Thats really awesome! I plan to go to driving school, and get my rally license. The sentra looks nice! I also plan to use a classic sentra as my future rally car. Good luck!


----------



## Spelchy (Jun 24, 1987)

that's a really cool course you got there! I wish I had a back yard that big.. and an extra car. looks like a lot of fun


----------



## Felonious Cat Stalker (May 1, 2002)

Umm, can I come visit you?


----------



## 89rallySentra (Jul 25, 2003)

fcsmotorsports said:


> *Umm, can I come visit you? *


haha sure thing, it's not _too_ far!


----------



## 2SR20DE (May 17, 2003)

89rallySentra said:


> *Check it out, pics of the beater itself, the rally course in the backyard and a few other things.
> 
> www.mhpracing.cjb.net
> 
> BTW it's getting a paintjob this week, disreguard it's ugliness right now  *


Holy Crap!!! I'm not worthy!!! That's awesome! You rock. That's the coolest back yard I think I've ever seen! You guys have any little jumps? Are you suspensions not quite set up for that kind of load?

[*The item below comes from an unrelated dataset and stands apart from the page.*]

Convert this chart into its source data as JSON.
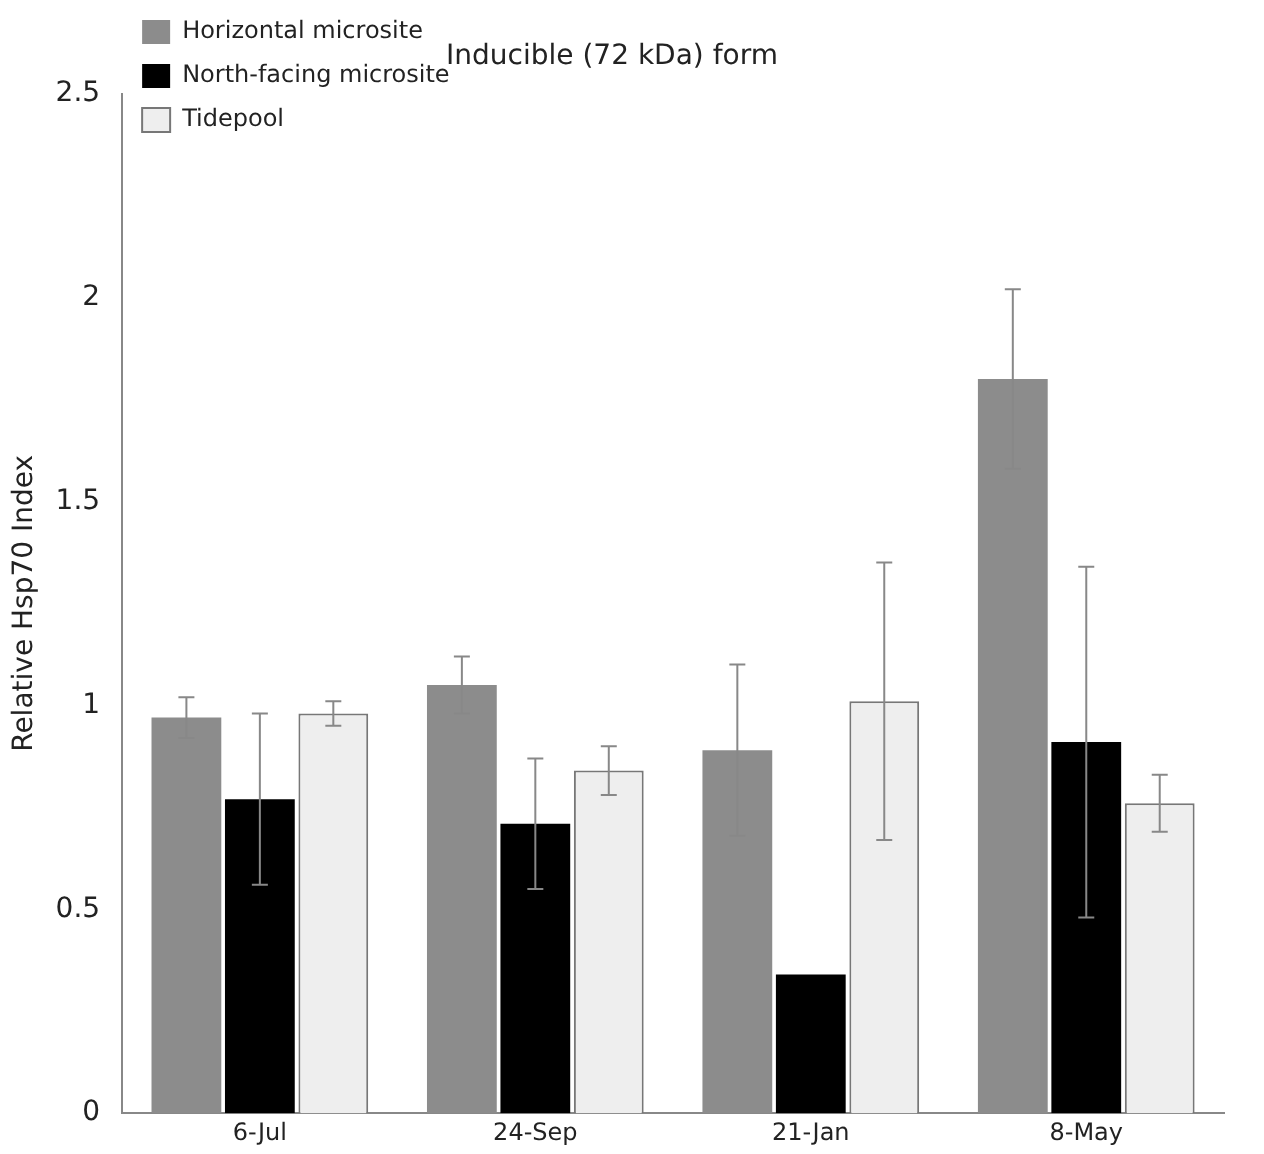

If not I don't care you guys are still awesome and that looks like hella FUN!


----------



## Rama (Mar 8, 2003)

must own big backyard


----------



## niky (Jul 20, 2002)

nice stuff... i wish i had a car to beat around like that...


----------



## mtcookson (Jul 16, 2003)

dangit... you're in indiana? where at? i used to live in bloomington. that would have been awesome to rally on.


----------



## SR20 Who Knew? (Jul 29, 2003)

You're one lucky mofo!!
That track is crazy!!
Can I come over and play?


----------